The pointy bearded Fitch, looking like the devil, is a picture of an evil man without a conscience, who is willing to do anything he can get away with to win. That includes blackmailing and breaking into juror’s homes, and even to arson and exerting force against his opponents. Rohr is a determined man, who wrestles with his conscience about whether he has to win this case so badly that he’s willing to sacrifice his principles and buy the jury. The judge (McGill) is pictured as a callous man more interested in eating a good lunch than in serving justice. The morally ambiguous Nick and Marlee come with a story about a tragedy in their small-town Indiana schooldays, where as a result they have become committed to taking extreme measures in getting revenge on an injustice that took place in their town. All these opposing forces duke it out in front of the disinterested judge.

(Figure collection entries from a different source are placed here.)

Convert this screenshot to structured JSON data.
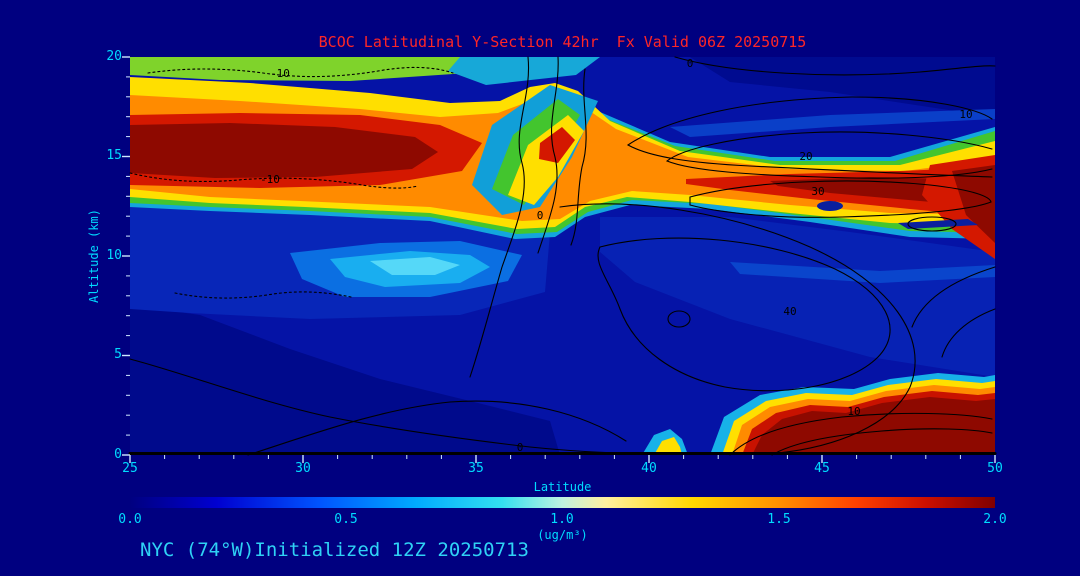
{
  "chart_data": {
    "type": "heatmap",
    "title": "BCOC Latitudinal Y-Section 42hr  Fx Valid 06Z 20250715",
    "xlabel": "Latitude",
    "ylabel": "Altitude (km)",
    "units": "(ug/m³)",
    "xlim": [
      25,
      50
    ],
    "ylim": [
      0,
      20
    ],
    "grid": false,
    "x_ticks": [
      "25",
      "30",
      "35",
      "40",
      "45",
      "50"
    ],
    "y_ticks": [
      "0",
      "5",
      "10",
      "15",
      "20"
    ],
    "x": [
      25,
      27.5,
      30,
      32.5,
      35,
      37.5,
      40,
      42.5,
      45,
      47.5,
      50
    ],
    "y": [
      0,
      2,
      4,
      6,
      8,
      10,
      12,
      14,
      16,
      18,
      20
    ],
    "values_orientation": "rows follow y (altitude, bottom to top); columns follow x (latitude)",
    "values": [
      [
        0.15,
        0.15,
        0.15,
        0.15,
        0.2,
        0.2,
        0.3,
        1.8,
        2.0,
        2.0,
        1.9
      ],
      [
        0.15,
        0.15,
        0.15,
        0.15,
        0.2,
        0.2,
        0.25,
        0.6,
        1.2,
        0.8,
        0.5
      ],
      [
        0.2,
        0.2,
        0.2,
        0.25,
        0.25,
        0.25,
        0.3,
        0.3,
        0.35,
        0.3,
        0.3
      ],
      [
        0.25,
        0.3,
        0.3,
        0.3,
        0.35,
        0.3,
        0.3,
        0.3,
        0.35,
        0.3,
        0.3
      ],
      [
        0.3,
        0.35,
        0.5,
        0.55,
        0.45,
        0.4,
        0.35,
        0.35,
        0.4,
        0.35,
        0.3
      ],
      [
        0.35,
        0.4,
        0.55,
        0.7,
        0.5,
        0.45,
        0.4,
        0.4,
        0.5,
        0.45,
        0.4
      ],
      [
        0.6,
        0.6,
        0.6,
        0.6,
        0.7,
        0.8,
        0.7,
        0.8,
        1.0,
        1.4,
        1.6
      ],
      [
        2.0,
        2.0,
        1.9,
        2.0,
        1.7,
        1.2,
        1.1,
        1.2,
        1.6,
        1.9,
        2.0
      ],
      [
        1.3,
        1.2,
        1.1,
        1.0,
        0.9,
        0.7,
        0.8,
        0.9,
        1.0,
        1.1,
        1.2
      ],
      [
        1.0,
        0.9,
        0.8,
        0.6,
        0.5,
        0.4,
        0.5,
        0.5,
        0.5,
        0.5,
        0.5
      ],
      [
        0.9,
        0.8,
        0.6,
        0.4,
        0.3,
        0.3,
        0.3,
        0.3,
        0.3,
        0.3,
        0.3
      ]
    ],
    "colorbar": {
      "min": 0.0,
      "max": 2.0,
      "ticks": [
        "0.0",
        "0.5",
        "1.0",
        "1.5",
        "2.0"
      ],
      "units": "(ug/m³)",
      "colors": [
        "#000080",
        "#0055ff",
        "#00aaff",
        "#33e0f0",
        "#bff3e0",
        "#ffd800",
        "#ff9000",
        "#cc0f00",
        "#800000"
      ]
    },
    "contour_overlay": {
      "levels": [
        -10,
        0,
        10,
        20,
        30,
        40
      ],
      "line_color": "#000000",
      "labels": [
        {
          "text": "-10"
        },
        {
          "text": "-10"
        },
        {
          "text": "0"
        },
        {
          "text": "10"
        },
        {
          "text": "20"
        },
        {
          "text": "30"
        },
        {
          "text": "40"
        },
        {
          "text": "10"
        },
        {
          "text": "0"
        },
        {
          "text": "0"
        }
      ]
    },
    "colors": {
      "background": "#000080",
      "title_text": "#ff2626",
      "axis_text": "#00dcff",
      "footer_text": "#2fd2f5",
      "contour": "#000000"
    }
  },
  "footer": {
    "text": "NYC (74°W)Initialized 12Z 20250713"
  }
}
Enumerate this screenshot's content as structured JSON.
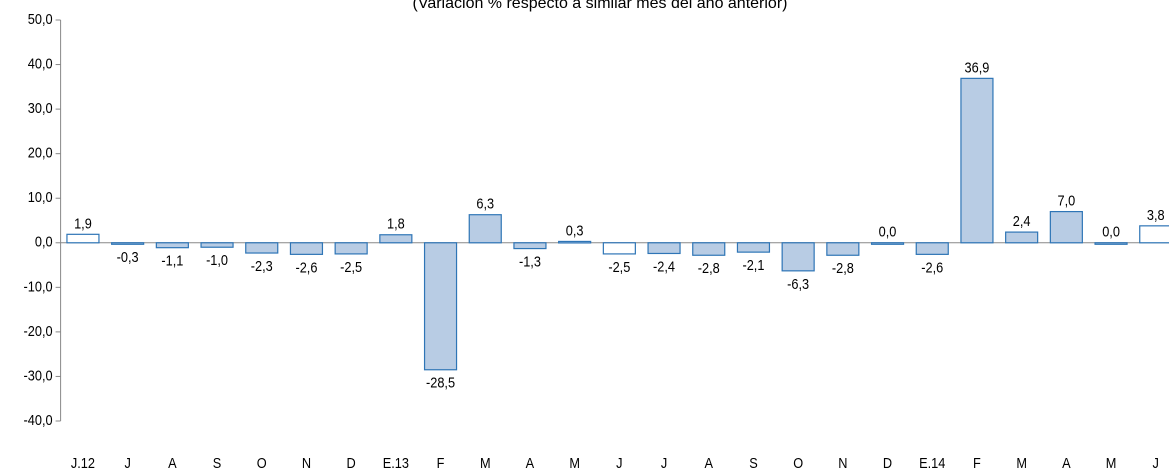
{
  "chart_data": {
    "type": "bar",
    "subtitle": "(Variación % respecto a similar mes del año anterior)",
    "categories": [
      "J.12",
      "J",
      "A",
      "S",
      "O",
      "N",
      "D",
      "E.13",
      "F",
      "M",
      "A",
      "M",
      "J",
      "J",
      "A",
      "S",
      "O",
      "N",
      "D",
      "E.14",
      "F",
      "M",
      "A",
      "M",
      "J"
    ],
    "values": [
      1.9,
      -0.3,
      -1.1,
      -1.0,
      -2.3,
      -2.6,
      -2.5,
      1.8,
      -28.5,
      6.3,
      -1.3,
      0.3,
      -2.5,
      -2.4,
      -2.8,
      -2.1,
      -6.3,
      -2.8,
      0.0,
      -2.6,
      36.9,
      2.4,
      7.0,
      0.0,
      3.8
    ],
    "value_labels": [
      "1,9",
      "-0,3",
      "-1,1",
      "-1,0",
      "-2,3",
      "-2,6",
      "-2,5",
      "1,8",
      "-28,5",
      "6,3",
      "-1,3",
      "0,3",
      "-2,5",
      "-2,4",
      "-2,8",
      "-2,1",
      "-6,3",
      "-2,8",
      "0,0",
      "-2,6",
      "36,9",
      "2,4",
      "7,0",
      "0,0",
      "3,8"
    ],
    "colors": [
      "#ffffff",
      "#b8cce4",
      "#b8cce4",
      "#b8cce4",
      "#b8cce4",
      "#b8cce4",
      "#b8cce4",
      "#b8cce4",
      "#b8cce4",
      "#b8cce4",
      "#b8cce4",
      "#b8cce4",
      "#ffffff",
      "#b8cce4",
      "#b8cce4",
      "#b8cce4",
      "#b8cce4",
      "#b8cce4",
      "#b8cce4",
      "#b8cce4",
      "#b8cce4",
      "#b8cce4",
      "#b8cce4",
      "#b8cce4",
      "#ffffff"
    ],
    "edge_color": "#2e75b6",
    "ylim": [
      -40,
      50
    ],
    "yticks": [
      {
        "value": -40,
        "label": "-40,0"
      },
      {
        "value": -30,
        "label": "-30,0"
      },
      {
        "value": -20,
        "label": "-20,0"
      },
      {
        "value": -10,
        "label": "-10,0"
      },
      {
        "value": 0,
        "label": "0,0"
      },
      {
        "value": 10,
        "label": "10,0"
      },
      {
        "value": 20,
        "label": "20,0"
      },
      {
        "value": 30,
        "label": "30,0"
      },
      {
        "value": 40,
        "label": "40,0"
      },
      {
        "value": 50,
        "label": "50,0"
      }
    ]
  }
}
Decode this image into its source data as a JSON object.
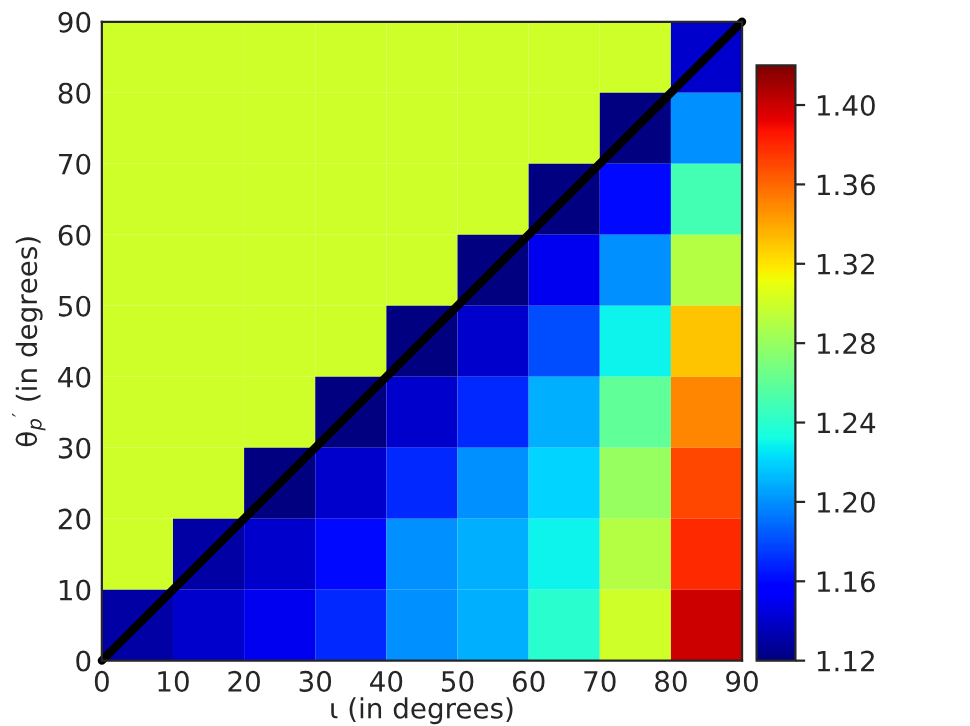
{
  "chart_data": {
    "type": "heatmap",
    "xlabel": "ι (in degrees)",
    "ylabel": "θ$_{p}$$^{′}$ (in degrees)",
    "x": [
      5,
      15,
      25,
      35,
      45,
      55,
      65,
      75,
      85
    ],
    "y": [
      85,
      75,
      65,
      55,
      45,
      35,
      25,
      15,
      5
    ],
    "cells": [
      [
        1.3,
        1.3,
        1.3,
        1.3,
        1.3,
        1.3,
        1.3,
        1.3,
        1.14
      ],
      [
        1.3,
        1.3,
        1.3,
        1.3,
        1.3,
        1.3,
        1.3,
        1.12,
        1.2
      ],
      [
        1.3,
        1.3,
        1.3,
        1.3,
        1.3,
        1.3,
        1.12,
        1.16,
        1.25
      ],
      [
        1.3,
        1.3,
        1.3,
        1.3,
        1.3,
        1.12,
        1.15,
        1.2,
        1.29
      ],
      [
        1.3,
        1.3,
        1.3,
        1.3,
        1.12,
        1.14,
        1.18,
        1.23,
        1.33
      ],
      [
        1.3,
        1.3,
        1.3,
        1.12,
        1.14,
        1.17,
        1.21,
        1.26,
        1.35
      ],
      [
        1.3,
        1.3,
        1.12,
        1.14,
        1.17,
        1.2,
        1.22,
        1.28,
        1.37
      ],
      [
        1.3,
        1.13,
        1.14,
        1.16,
        1.2,
        1.21,
        1.23,
        1.29,
        1.38
      ],
      [
        1.13,
        1.14,
        1.15,
        1.17,
        1.2,
        1.21,
        1.24,
        1.3,
        1.4
      ]
    ],
    "xlim": [
      0,
      90
    ],
    "xticks": [
      0,
      10,
      20,
      30,
      40,
      50,
      60,
      70,
      80,
      90
    ],
    "ylim": [
      0,
      90
    ],
    "yticks": [
      0,
      10,
      20,
      30,
      40,
      50,
      60,
      70,
      80,
      90
    ],
    "clim": [
      1.12,
      1.42
    ],
    "cticks": [
      1.12,
      1.16,
      {
        "value": 1.2,
        "label": "1.20"
      },
      1.24,
      1.28,
      1.32,
      1.36,
      {
        "value": 1.4,
        "label": "1.40"
      }
    ],
    "series": [
      {
        "type": "line",
        "color": "#000000",
        "x": [
          0,
          90
        ],
        "values": [
          0,
          90
        ]
      }
    ]
  }
}
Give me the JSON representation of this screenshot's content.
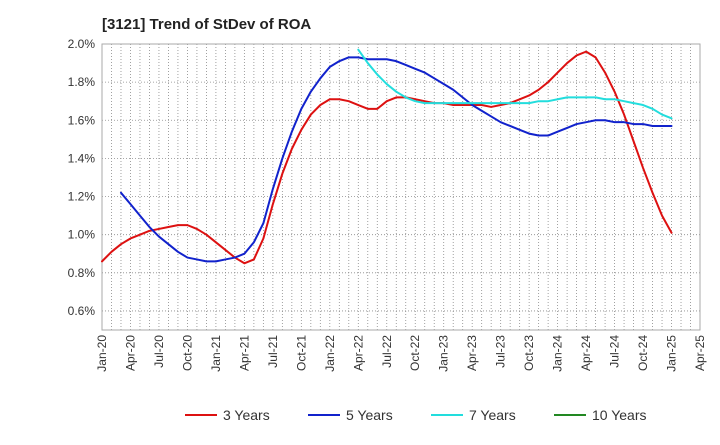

All the characters are thinly drawn, the twisty plot is uninvolving and hardly suspenseful, but the premise that the jury system is vulnerable to exploitation by the firearms company is something that deserves to be taken seriously and not be so brusquely dismissed by the filmmaker as just political humbug. If entertainment alone is what you are looking for, this film is highly entertaining. But it does a disservice by not adding a needed real voice to speak out against those who have so much contempt for the American judicial system that they would try to fix a jury, and by instead resolving all the wrongdoings in such a corny way that too neatly whitewashes everything that happened in the courtroom and makes it all seem pointless. Though all the courtroom melodramatics in this film might never happen as is, it is still possible that in a real courtroom a jury can so easily be swayed. But the film chucked that worthy premise to go for the unbelievable action packed story and in a heavy-handed manner it hammers home its one-sided political points by making the Hackman character and the gun manufacturer Jankle (Stanley Anderson) not redeemable one-dimensional creatures while stacking the deck and making the Dustin and Cusack characters out to be likable heroes. There wasn’t much to take away from this film, except to say how the star-studded cast carried out their assignments without missing a beat. Yet for all the big deal about having veteran stars Hackman and Hoffman work together for the first time and in roles where a flowery clash between them is expected, that only happens once and it wasn’t in the courtroom but in the gent’s room.